# 5D Mk III Focusing Issue



## tjlawler (May 30, 2013)

I have been using my 5D Mk III for a few weeks now. Overall I am very pleased with the photos. One quirk I have not figured out is that the camera often will not focus as I switch between focusing limits. To get it to focus I have to do a quick manual focus (just turn the focus ring while still in AF) and now focus will occur with no problems. This happens with both my 300 f/2.8 and 500/f 4 lens with the 1.4 extender attached. I have not tried this without the extender attached. Did I do something to mess up some setting in the AF in the camera? I am using center spot focus.

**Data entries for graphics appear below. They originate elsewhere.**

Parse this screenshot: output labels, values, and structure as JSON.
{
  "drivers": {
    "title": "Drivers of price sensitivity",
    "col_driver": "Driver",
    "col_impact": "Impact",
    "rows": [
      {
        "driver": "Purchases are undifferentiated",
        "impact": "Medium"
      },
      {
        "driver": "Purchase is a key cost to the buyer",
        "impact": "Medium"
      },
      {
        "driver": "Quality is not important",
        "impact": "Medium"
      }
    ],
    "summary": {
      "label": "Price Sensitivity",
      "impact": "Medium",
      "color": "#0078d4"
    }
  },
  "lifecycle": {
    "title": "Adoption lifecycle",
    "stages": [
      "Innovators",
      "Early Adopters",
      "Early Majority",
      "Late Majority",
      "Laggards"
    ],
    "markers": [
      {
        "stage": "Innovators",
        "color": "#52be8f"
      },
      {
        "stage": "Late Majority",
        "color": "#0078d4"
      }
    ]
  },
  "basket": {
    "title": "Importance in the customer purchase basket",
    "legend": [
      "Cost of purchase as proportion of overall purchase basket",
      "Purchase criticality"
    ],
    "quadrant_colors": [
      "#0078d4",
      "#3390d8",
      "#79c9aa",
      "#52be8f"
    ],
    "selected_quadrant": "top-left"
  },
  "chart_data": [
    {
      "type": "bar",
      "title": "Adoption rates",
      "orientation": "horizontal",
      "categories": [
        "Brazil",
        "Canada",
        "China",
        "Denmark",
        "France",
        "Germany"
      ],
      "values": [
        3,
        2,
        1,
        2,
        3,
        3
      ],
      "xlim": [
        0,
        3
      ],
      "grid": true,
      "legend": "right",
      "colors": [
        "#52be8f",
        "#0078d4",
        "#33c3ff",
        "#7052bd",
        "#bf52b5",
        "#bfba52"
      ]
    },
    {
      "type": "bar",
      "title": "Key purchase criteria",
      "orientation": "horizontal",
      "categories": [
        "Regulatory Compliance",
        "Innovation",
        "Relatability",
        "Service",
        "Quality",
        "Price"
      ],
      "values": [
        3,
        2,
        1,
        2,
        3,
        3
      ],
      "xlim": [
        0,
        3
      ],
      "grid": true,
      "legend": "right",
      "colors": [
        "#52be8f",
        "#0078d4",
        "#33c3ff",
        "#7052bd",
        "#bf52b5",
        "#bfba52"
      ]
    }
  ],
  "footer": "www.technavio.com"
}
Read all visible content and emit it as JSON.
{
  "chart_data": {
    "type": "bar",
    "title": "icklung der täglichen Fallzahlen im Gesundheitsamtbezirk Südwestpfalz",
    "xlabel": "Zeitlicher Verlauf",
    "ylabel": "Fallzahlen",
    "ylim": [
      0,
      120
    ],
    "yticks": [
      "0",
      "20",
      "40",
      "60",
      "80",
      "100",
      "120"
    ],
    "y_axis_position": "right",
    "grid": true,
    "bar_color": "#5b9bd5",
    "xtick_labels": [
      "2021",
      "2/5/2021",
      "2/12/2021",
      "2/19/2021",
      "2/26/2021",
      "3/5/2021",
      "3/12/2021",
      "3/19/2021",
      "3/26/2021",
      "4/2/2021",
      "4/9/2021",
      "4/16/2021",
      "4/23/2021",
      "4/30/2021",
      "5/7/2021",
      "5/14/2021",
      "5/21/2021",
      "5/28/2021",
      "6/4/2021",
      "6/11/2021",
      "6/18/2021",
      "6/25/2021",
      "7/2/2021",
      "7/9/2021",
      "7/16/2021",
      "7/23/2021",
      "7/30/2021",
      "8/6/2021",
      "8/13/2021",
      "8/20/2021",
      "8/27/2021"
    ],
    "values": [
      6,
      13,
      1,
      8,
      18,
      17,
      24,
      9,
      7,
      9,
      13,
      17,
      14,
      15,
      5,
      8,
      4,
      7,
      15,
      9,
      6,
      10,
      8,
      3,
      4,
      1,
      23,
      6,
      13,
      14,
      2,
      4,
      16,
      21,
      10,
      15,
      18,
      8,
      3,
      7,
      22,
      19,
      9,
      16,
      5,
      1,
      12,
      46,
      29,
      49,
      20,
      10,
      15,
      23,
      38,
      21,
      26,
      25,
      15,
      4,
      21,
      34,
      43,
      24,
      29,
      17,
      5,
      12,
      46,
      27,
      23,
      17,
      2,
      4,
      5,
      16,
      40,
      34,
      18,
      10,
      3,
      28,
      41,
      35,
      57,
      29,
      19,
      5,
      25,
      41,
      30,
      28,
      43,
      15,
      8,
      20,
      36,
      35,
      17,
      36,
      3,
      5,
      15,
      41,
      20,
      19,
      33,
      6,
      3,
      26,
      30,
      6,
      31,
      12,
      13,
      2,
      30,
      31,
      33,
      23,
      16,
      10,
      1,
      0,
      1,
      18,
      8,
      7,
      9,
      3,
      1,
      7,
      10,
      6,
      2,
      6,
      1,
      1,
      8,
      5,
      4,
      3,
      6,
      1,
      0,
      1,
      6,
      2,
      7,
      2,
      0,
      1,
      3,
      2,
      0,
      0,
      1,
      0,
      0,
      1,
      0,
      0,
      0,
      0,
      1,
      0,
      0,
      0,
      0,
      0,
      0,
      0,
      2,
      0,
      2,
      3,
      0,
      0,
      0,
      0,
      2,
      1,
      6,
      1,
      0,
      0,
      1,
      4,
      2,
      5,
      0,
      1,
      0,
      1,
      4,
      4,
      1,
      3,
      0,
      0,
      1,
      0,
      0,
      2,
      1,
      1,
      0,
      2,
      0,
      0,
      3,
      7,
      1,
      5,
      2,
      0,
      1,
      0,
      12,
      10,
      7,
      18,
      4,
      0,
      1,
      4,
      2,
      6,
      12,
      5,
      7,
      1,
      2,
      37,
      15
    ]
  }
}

Thanks for any assistance,

Tom


----------



## CW Aust. (May 30, 2013)

Try the fourth purple focusing menu screen,top item "set drive when AF impossible" should be set to on.


----------



## CharlieB (May 30, 2013)

My own experience was the same with the 5D2 and 7D.... and it happened with almost every lens I own ( which is 9, including four L's ). In both cases, I had focus turn itself off even while attempts were made to focus on good contrasty and well lit subjects. In both cases, rotating the lens in its mount a few times permanently fixed the problem.

I'd have put money on clean lens contacts - they all worked well with my older bodies EOS 350 and EOS 400. Having all the lenses behave the same way... makes me think camera body issues. Having both bodies have the same issue is beyond my thinking. 

So, I have to idea what the issue was. Never made an adjustment. After a few partial dismounts - via rotation - the lenses all worked perfectly on either body.

A "go figure" moment for sure.


----------



## tjlawler (May 30, 2013)

At first try the suggestion "set drive when AF impossible" to on appears to solve the issue. Funny...I think I have this set to off on my 7D. 

Thank you so much and I will certainly find out today if this solves the issue since the camera will get a good workout.

Tom


----------



## awinphoto (May 30, 2013)

My 7d and 5d3 do this on occasion with my 70-200 every so often if it's at the MFD and my subject is at the other extreme, or visa versa... Since my other lenses AF alright, i'm thinking it's a lens issue or lens communication issue...


----------



## JMeneses (Mar 9, 2014)

Thank you CW Aust. I had the same problem and now is fixed.


----------



## apersson850 (Mar 11, 2014)

awinphoto said:


> Since my other lenses AF alright, i'm thinking it's a lens issue or lens communication issue...


It doesn't have to be. It depends on the depth of field for the lenses you use. A longer focal length and/or larger max aperture will suffer more from AF drive when focusing is impossible being set to off than a slow wide angle lens will.


----------